Parfois, lorsque l’affaire le mérite, il en détaille les circonstances et cela devient un petit tableau qui aurait trouvé toute sa place dans les Baliverneries d’Eutrapel. Par exemple, cette audience du 19 octobre 1566 entre Jean Le Moine et Nicole Tilon. Le mari catholique, la femme huguenote ou quand les dissentions religieuses troublent la paix du ménage : Le mаrу ne voulait que sa femme allast à l'exhortation mais à la messe. Elle, au contraire. Y a plusieurs débats. II dit qu'elle l’а injurié, qu'elle luy faict mille maux. Elle estoit pauvre, se voyant avec luy homme riche, elle est devenue insolente. Elle va en des lieux qui ne luy sont agréables… Elle dit que c'est luy qui faict tout le mal. Il l'a battue revenant de la presche, il luy a fermé la porte.

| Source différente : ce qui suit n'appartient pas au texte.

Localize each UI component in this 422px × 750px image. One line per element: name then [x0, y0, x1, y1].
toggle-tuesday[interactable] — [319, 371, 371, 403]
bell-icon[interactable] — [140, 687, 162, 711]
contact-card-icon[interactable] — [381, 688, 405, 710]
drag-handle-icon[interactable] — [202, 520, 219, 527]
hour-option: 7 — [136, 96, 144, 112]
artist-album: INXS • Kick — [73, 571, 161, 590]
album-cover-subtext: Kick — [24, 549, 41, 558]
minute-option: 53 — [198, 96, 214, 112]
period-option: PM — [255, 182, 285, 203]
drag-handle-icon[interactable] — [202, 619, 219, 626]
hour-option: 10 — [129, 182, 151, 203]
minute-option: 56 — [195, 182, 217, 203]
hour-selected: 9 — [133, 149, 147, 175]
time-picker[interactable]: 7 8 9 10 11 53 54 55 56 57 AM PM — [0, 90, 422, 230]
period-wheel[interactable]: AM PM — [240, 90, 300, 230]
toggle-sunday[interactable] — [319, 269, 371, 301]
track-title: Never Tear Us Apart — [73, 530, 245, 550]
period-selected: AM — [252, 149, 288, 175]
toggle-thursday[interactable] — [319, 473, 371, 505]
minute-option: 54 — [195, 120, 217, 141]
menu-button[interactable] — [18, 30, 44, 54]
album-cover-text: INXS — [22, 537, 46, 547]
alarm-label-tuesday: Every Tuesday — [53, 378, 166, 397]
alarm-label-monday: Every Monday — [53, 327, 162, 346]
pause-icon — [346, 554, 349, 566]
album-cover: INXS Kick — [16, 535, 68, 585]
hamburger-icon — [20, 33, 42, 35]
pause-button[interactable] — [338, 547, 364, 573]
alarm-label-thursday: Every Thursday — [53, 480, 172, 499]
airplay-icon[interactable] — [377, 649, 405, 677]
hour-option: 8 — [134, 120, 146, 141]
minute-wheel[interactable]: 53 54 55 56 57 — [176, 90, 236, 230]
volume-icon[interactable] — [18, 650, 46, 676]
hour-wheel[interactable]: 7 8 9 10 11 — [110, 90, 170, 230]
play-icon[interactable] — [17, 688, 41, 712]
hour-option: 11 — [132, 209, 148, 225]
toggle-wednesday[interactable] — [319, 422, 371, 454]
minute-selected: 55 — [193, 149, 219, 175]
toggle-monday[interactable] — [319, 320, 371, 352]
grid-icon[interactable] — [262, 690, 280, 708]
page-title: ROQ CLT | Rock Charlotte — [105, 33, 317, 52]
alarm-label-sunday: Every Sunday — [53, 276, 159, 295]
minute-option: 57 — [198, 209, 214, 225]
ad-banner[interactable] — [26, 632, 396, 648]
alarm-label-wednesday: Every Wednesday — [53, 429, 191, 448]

Elle luy porte honneur et révérence. Si elle s'est courroucée, il faut qu'il sache formicoe esse suam iram; qu'il excuse l'infirmité du sexe; qu'il se montre le plus parfaict. Ce sont maladies communes des femmes, quarum mores nosse oportet, non odisse. La Court, corrigeant le jugement, ordonne que l'intimée retournera à son Mаrу, auquel ladicte Court enjoinct la bien traicter : et à elle aussi de se comporter avec son mаrу comme une bonne et honneste femme doit faire. Et leur a permis et permet, suyvant l'édict du Roy, de vivre, pour le regard de la religion, chacun d'eux en la liberté de leurs consciences.[8]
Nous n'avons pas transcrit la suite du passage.